Hill also said it was insulting to watch Jones’ interaction with family during the trial, knowing she cannot see or interact with her son again.
“My heart ached as I heard his mother call him ‘Boo.’ This pained me because I can no longer hear my son call his father Daddy or hear him call me Mommy,” she said. “You had no right to take life you did not nor could not have given. ... Your senseless act has cost me countless sleepless nights. Columbus, you robbed me of a precious treasure that night.”
It was Super Bowl Sunday on Feb. 6, 2011, when YSU students and many nonstudents attended a party at a house on Indiana Avenue near campus. At some point, the party erupted into chaos with gunfire, fighting, screams and many partygoers running for safety.
When the smoke cleared, 11 people attending that party were wounded and Johnson, a fraternity member who took time to tutor children, was dead.
Police say Johnson was gunned down while trying to usher a group of partygoers away from the gunfire and out of harm’s way.
In addition to Hill, three other people — Joyce Owens, guardian of shooting victim Shavai Owens; Carl Davidson, Johnson’s close friend who was at the party the night of the shooting; and Lynn Johnson, Johnson’s aunt — also addressed the judge and pleaded for a lengthy sentence. Jones sat stone-faced during each of the impact statements, staring at the backs of those speaking to Judge Durkin. He, on the advice of his attorney Lou DeFabio, elected to say nothing when asked for comment by the judge.
DeFabio said he and Jones are limited to what comments can be made because the case will be appealed. The defense lawyer did say there was no testimony that his client ever intended to hurt anyone at the party, and he does not believe his client showed any disrespect to the family of the victims during the trial.

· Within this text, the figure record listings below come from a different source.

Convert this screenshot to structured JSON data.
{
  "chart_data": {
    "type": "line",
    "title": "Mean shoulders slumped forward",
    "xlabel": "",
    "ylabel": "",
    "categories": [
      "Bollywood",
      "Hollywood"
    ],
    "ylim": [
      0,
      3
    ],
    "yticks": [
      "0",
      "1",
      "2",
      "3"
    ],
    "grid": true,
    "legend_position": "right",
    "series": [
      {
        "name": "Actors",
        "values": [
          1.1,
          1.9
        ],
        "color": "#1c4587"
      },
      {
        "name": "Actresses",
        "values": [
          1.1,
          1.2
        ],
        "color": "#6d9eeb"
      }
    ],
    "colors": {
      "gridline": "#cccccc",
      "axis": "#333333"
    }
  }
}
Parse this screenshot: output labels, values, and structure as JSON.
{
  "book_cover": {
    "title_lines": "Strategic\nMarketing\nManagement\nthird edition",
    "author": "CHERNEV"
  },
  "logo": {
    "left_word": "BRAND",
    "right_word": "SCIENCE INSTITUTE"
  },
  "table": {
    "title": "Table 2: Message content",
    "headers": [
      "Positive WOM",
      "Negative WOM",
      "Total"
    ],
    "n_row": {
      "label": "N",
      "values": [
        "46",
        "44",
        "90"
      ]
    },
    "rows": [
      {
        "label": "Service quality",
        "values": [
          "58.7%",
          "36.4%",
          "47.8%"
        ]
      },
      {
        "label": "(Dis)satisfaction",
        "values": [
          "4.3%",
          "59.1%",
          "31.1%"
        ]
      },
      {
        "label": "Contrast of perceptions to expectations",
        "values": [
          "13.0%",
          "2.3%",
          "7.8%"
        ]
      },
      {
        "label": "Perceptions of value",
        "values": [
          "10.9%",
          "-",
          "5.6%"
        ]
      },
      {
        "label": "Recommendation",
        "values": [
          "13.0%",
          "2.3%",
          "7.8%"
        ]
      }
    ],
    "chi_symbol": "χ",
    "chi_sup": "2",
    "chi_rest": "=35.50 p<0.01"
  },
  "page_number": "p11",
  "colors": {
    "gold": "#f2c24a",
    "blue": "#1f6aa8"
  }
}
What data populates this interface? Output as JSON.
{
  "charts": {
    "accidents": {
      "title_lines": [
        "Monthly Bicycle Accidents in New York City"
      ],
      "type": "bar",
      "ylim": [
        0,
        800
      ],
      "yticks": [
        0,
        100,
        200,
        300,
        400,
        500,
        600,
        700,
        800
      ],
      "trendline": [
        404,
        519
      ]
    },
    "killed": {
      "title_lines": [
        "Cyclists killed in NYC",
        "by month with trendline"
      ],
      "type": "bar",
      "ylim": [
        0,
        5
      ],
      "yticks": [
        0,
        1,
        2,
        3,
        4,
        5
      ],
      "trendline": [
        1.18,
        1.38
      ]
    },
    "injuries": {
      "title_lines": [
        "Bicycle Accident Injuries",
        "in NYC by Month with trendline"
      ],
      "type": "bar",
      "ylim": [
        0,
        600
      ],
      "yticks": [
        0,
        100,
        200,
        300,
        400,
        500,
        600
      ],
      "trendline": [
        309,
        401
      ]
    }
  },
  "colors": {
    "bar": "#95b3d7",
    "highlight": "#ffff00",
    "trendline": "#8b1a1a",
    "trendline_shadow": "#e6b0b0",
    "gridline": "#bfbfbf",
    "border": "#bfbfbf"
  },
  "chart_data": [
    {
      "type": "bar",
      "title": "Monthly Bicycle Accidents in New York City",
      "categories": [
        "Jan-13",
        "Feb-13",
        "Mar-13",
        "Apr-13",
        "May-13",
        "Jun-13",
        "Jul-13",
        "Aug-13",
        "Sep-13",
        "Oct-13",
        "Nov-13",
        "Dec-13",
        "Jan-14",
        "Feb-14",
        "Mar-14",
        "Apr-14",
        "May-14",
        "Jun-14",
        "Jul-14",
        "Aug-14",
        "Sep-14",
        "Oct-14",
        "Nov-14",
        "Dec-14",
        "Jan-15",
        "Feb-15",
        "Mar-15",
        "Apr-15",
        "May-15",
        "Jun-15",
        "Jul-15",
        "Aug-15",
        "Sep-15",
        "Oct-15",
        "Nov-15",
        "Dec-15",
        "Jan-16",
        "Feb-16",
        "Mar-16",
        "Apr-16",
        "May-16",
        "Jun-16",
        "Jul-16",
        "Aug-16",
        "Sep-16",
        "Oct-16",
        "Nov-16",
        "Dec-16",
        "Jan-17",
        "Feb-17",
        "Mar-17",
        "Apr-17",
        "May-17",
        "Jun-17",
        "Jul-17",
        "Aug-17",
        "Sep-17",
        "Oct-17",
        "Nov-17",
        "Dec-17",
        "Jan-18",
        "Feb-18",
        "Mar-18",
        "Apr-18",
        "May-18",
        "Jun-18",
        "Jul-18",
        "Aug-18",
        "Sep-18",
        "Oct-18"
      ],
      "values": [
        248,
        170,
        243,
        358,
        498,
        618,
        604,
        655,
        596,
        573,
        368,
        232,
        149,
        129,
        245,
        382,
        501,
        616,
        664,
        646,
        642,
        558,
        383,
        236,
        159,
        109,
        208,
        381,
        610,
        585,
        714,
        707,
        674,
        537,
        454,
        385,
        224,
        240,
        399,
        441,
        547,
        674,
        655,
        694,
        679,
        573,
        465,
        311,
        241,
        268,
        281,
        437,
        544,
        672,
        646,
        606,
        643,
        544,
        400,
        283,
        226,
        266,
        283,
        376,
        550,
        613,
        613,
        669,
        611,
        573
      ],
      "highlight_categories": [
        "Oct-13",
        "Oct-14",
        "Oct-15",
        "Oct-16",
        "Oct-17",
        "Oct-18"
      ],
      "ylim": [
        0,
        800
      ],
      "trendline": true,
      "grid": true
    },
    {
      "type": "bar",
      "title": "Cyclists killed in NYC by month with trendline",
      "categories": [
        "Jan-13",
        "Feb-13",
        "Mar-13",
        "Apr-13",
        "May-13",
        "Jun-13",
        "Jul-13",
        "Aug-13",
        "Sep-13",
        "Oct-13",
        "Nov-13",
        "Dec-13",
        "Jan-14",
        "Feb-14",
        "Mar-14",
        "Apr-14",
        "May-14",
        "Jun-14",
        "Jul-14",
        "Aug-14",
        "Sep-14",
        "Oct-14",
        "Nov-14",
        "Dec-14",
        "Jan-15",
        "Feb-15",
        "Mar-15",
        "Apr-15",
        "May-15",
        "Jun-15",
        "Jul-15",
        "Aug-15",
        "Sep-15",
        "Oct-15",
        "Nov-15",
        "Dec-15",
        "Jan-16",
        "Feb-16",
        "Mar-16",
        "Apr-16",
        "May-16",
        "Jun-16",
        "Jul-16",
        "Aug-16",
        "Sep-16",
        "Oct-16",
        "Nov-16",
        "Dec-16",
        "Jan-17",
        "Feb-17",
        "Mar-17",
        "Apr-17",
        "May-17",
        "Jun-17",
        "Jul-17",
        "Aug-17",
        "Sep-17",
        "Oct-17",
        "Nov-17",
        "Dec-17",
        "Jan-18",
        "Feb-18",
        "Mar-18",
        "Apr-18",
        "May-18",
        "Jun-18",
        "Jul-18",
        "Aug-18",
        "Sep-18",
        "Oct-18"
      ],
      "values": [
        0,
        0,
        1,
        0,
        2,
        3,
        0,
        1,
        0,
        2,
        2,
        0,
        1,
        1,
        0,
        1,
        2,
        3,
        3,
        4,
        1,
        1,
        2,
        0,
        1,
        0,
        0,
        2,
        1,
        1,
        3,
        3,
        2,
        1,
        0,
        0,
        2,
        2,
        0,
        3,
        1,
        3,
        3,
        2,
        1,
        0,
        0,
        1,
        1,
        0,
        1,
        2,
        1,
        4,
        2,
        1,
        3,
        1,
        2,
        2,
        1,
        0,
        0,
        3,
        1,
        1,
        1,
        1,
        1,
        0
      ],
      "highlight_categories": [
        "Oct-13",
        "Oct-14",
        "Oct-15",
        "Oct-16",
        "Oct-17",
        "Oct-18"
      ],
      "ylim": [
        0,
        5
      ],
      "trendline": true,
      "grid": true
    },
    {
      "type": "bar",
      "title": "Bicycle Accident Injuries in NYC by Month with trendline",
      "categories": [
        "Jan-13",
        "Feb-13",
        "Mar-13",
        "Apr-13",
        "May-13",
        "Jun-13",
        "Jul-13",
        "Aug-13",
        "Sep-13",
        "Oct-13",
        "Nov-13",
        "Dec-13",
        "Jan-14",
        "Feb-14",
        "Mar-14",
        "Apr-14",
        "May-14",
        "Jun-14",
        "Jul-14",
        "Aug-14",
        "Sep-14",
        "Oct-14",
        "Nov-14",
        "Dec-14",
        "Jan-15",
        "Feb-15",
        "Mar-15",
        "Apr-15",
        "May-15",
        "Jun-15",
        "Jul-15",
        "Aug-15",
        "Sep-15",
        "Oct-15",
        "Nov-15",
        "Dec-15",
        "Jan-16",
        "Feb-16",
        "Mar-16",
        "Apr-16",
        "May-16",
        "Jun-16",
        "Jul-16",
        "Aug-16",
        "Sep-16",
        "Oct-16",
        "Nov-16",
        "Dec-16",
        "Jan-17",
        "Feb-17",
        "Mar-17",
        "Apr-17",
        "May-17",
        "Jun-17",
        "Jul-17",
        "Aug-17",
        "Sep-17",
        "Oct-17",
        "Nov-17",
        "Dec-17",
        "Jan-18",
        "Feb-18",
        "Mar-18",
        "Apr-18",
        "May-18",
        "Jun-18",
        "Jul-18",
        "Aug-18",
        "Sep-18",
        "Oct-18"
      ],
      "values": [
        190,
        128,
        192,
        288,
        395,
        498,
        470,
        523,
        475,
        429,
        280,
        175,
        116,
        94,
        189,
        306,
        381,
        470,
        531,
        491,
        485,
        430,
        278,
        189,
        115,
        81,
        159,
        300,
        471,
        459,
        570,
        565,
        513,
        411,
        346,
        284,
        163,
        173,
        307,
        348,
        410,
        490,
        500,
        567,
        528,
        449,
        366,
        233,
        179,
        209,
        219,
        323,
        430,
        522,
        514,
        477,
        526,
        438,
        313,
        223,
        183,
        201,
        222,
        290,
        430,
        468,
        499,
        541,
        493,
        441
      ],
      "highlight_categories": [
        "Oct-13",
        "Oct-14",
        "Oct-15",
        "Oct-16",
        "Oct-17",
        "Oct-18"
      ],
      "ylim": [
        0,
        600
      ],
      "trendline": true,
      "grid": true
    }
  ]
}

Judge Durkin said it is tragic to think that what would have ended in, at worst, a fist fight years ago, ended with gunfire and loss of life.
“Above all else, it was an act of God that more people were not killed that night,” the judge said just before handing down consecutive sentences totaling 92 years to life.
Several others also are charged in the shootings. Jones’ brother, Mark Jones, and Jamelle Jackson are scheduled to be tried separately on the same charges as Jones Jr.
Demetrius Wright is charged with carrying a concealed weapon, tampering with evidence and obstructing justice. Brandon Carter is charged with obstructing justice.
Another defendant, Braylon Rogers, has pleaded guilty to illegal gun possession, and prosecutors recommended he get probation in exchange for his testimony in the other cases. He will be sentenced later by Judge Maureen A. Sweeney.